When I left Klibur Domin in November 2016 a lot of what was going through my mind concerned “what hadn’t been done”. There were some specific tasks on the agenda from day one. Tasks identified by others, tasks that could lead to giving real assistance to the Director.
Snr Joaquim Soares, Director of KD, was the perfect host. Briefing me the first day he took me around the campus, an orientation walk and an introduction to a few of those on staff. Then into his office for the specifics about how best to use my time to help him. Over the next two days I met most of the staff and Iread lots of notes written by previous volunteers.

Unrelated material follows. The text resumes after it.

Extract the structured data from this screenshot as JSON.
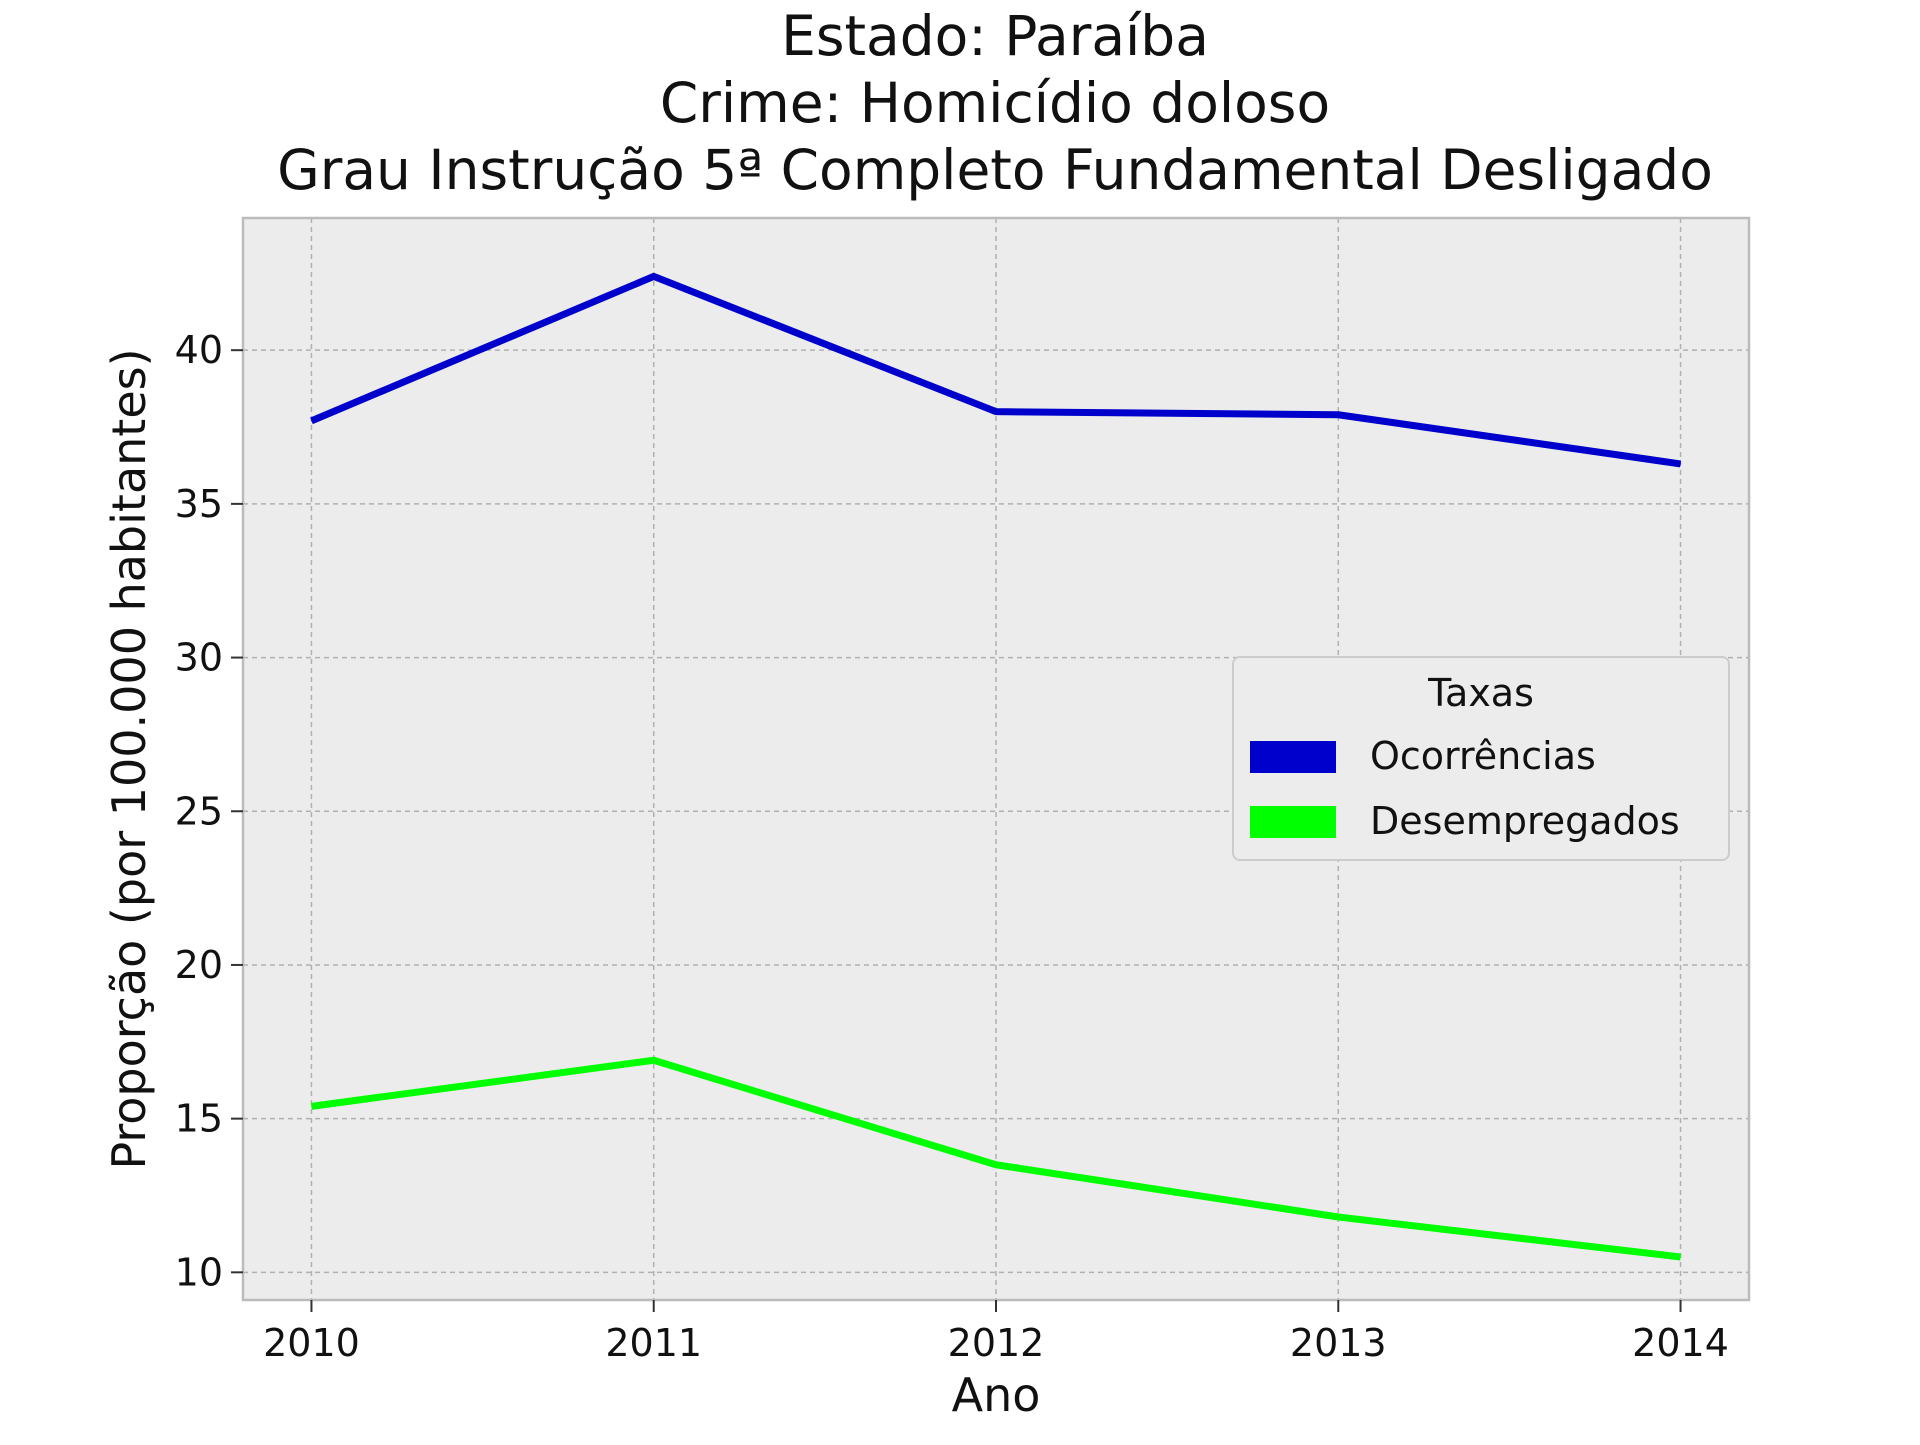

My role very much depended on access to information supplied by admin and finance staff. I was very grateful for their input. Early on I came to value the fact that their knowledge of English was vital to success of the job at hand. Key people around the KD site were working on a variety of projects within the compound and it was Joaquim’s desire that some of these projects could do with a helping hand. A new bore and pump needed to be commissioned, a massive 190 metre drain was being constructed along the front to carry the deluge in the monsoons and two new buildings were underway. Add to that a new front fence, entrance and cattle grid and I could see I was going to be spending as much time outside of the office as inside. My role was simply estimating the projects, drawing a few plans and getting the material on site. By the end of my stay I was on first name terms with the guys at the hardware and steel stores.
The new water bore delivered more clean water than ever before much to the delight of all the residents. After a few weeks, a few new pipes and plumbing bits and it was working perfectly. The drain was finished and KD tradies started on the new Clinic. A local contractor was hired to do the new front fence and work began. Security for the residents was paramount, patients, young people and some residents are vulnerable, their safety is vital.
The compound sometimes looked like a farmyard, cattle grazing, pigs digging up the ground and goats eating anything and everything. ”We need a cattle grid!” After much designing and drawing we were ready to contract out the job. As the construction of the grid drew to a close it was time to get all the animals out before the final stage went ahead, ie “the grid”. Picture 15 people trying to herd sundry animals, never been herded before, through a gate. Somehow grid installed, no more animals.
There were other jobs in the pipeline but my time was up. Finance reporting was now occurring weekly and Richard from Ballarat arrived to take on both the new project and enhance the role in finance and admin. Not everything on the list got done, but everything that was done allowed Joaquim to get on with his job.
I met some fabulous people, had the experience of working in what they call a “post conflict” country and from my cosy little home in Ballarat, I can appreciate how a little help can make a difference.